Jacobs in her teshuva offers several methods for calculating a living wage. Invariably they result in figures above the federally mandated minimum wage of $5.85 an hour and vary from city to city. In New York City, for example, a living wage would be more than $10 an hour.
“I am all for the basic principles that Jill was articulating,” Epstein said. “I just felt uneasy about putting some people in a difficult situation where they would have to lay off individuals in order to meet the conditions of that teshuva.”
Similarly, while some in the movement wanted a boycott of Agriprocessors, others favored a softer approach so as not to discourage observance of kosher laws by making approved meats harder to access. Epstein, who favored the latter approach, also noted that allegations against the company remain unproven.
Rabbi Leonard Gordon, who chairs the Rabbinical Assembly’s Social Action Committee, told JTA that both issues reflect the careful balancing of competing values that rabbis must perform as they apply religious strictures to contemporary social issues.
“I think what will typify an emergent Conservative approach to this is going to be an understanding of the complex lessons of Jewish history and of how Jewish communities have dealt with analogous situations, along with understanding more narrowly the history of a specific halachic issue,” Gordon said. “We are trying to model a path that recognizes that it’s not just about taking a strong prophetic stand with a sort of absolutist vision and saying follow this banner and that’s where morality lies.”
Or as Jacobs put it, “Law codes are written in a vacuum, but teshuvot aren’t.”
Jacobs, the rabbi-in-residence at Jewish Funds for Justice, first submitted her teshuva to the committee in 2003, and undertook extensive revisions before its final adoption. She added a detailed economic analysis to address concerns that a living wage might lead to a loss of jobs and thus hurt workers overall. She also inserted the phrase “strive for,” softening the language to make clear the ruling expressed a recommendation, not a requirement with respect to wages and unionization.
Marc Gary, executive vice president and general counsel of Fidelity Investments and a non-voting member of the law committee, said he was unconvinced by Jacobs’ economic analysis.
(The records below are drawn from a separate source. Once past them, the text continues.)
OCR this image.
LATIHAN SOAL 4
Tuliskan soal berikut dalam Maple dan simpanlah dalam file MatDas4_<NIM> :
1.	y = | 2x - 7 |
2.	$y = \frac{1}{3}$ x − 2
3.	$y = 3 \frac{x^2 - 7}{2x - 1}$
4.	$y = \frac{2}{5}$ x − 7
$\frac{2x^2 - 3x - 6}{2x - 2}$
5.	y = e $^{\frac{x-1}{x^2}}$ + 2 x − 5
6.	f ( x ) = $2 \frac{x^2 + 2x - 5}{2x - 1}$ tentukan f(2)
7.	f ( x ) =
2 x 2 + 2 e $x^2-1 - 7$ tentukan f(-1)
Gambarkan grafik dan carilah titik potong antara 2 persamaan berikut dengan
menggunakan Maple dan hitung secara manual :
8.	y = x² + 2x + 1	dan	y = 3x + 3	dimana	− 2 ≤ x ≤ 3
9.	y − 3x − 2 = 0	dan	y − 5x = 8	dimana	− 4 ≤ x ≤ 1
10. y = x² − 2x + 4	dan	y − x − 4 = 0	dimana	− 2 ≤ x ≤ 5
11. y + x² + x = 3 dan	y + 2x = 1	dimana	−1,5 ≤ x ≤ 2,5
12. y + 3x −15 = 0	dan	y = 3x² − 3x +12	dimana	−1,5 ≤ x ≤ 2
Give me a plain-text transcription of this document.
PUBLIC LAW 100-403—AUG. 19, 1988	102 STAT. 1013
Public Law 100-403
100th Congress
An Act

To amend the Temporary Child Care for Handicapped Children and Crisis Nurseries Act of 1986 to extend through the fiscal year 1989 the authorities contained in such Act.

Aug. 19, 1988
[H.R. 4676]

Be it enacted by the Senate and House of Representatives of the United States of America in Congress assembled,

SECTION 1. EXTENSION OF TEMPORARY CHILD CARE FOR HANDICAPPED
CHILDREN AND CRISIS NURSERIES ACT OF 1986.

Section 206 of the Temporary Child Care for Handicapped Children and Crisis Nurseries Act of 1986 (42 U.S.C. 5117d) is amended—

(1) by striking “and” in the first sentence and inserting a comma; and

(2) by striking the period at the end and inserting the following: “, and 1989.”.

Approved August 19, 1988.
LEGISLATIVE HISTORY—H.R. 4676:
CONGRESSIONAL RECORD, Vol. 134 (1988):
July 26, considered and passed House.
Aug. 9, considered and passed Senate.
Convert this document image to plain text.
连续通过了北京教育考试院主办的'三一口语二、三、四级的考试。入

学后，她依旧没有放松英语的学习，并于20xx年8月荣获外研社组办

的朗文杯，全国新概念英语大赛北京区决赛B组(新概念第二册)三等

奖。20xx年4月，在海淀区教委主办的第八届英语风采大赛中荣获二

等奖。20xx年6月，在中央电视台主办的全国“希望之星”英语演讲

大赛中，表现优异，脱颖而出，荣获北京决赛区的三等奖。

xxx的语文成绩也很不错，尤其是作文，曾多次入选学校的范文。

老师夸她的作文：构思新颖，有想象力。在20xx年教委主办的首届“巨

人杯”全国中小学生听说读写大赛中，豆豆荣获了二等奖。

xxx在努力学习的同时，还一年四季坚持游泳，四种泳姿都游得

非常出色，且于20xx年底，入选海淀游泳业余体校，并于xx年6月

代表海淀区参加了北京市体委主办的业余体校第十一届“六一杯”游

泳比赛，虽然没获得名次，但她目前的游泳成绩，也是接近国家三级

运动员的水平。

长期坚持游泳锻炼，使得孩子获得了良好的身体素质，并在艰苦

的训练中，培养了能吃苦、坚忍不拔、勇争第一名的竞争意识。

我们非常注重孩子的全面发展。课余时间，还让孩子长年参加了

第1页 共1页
While Gary said he was comfortable with the recommendation language, he had other objections to the teshuva and overall thought it was more appropriate as a policy statement than a religious ruling.
“In my judgment, if you increase the wages of folks who are essentially unskilled workers in lower-income types of jobs, like busboys or nurses’ aides and so forth, and you raise them to the levels that Rabbi Jacobs was suggesting, I think it would have negative employment effects,” Gary said. “I think that’s pretty clear in my mind.”
Conservative social justice advocates say the real challenge is putting the principles of the teshuva into action.
Gordon says his committee will now turn to the “tricky task” of producing materials to help rabbis and educators explore the implications of the teshuva for Conservative institutions. Gordon and Jacobs speak of the teshuva as a conversation starter, a role both see as entirely appropriate for a halachic ruling.
“Halacha is a very big category, and I don’t think that it just breaks down into things that you absolutely must do and things that you absolutely can’t do,” Jacobs said. “I think there’s a lot of space in between.”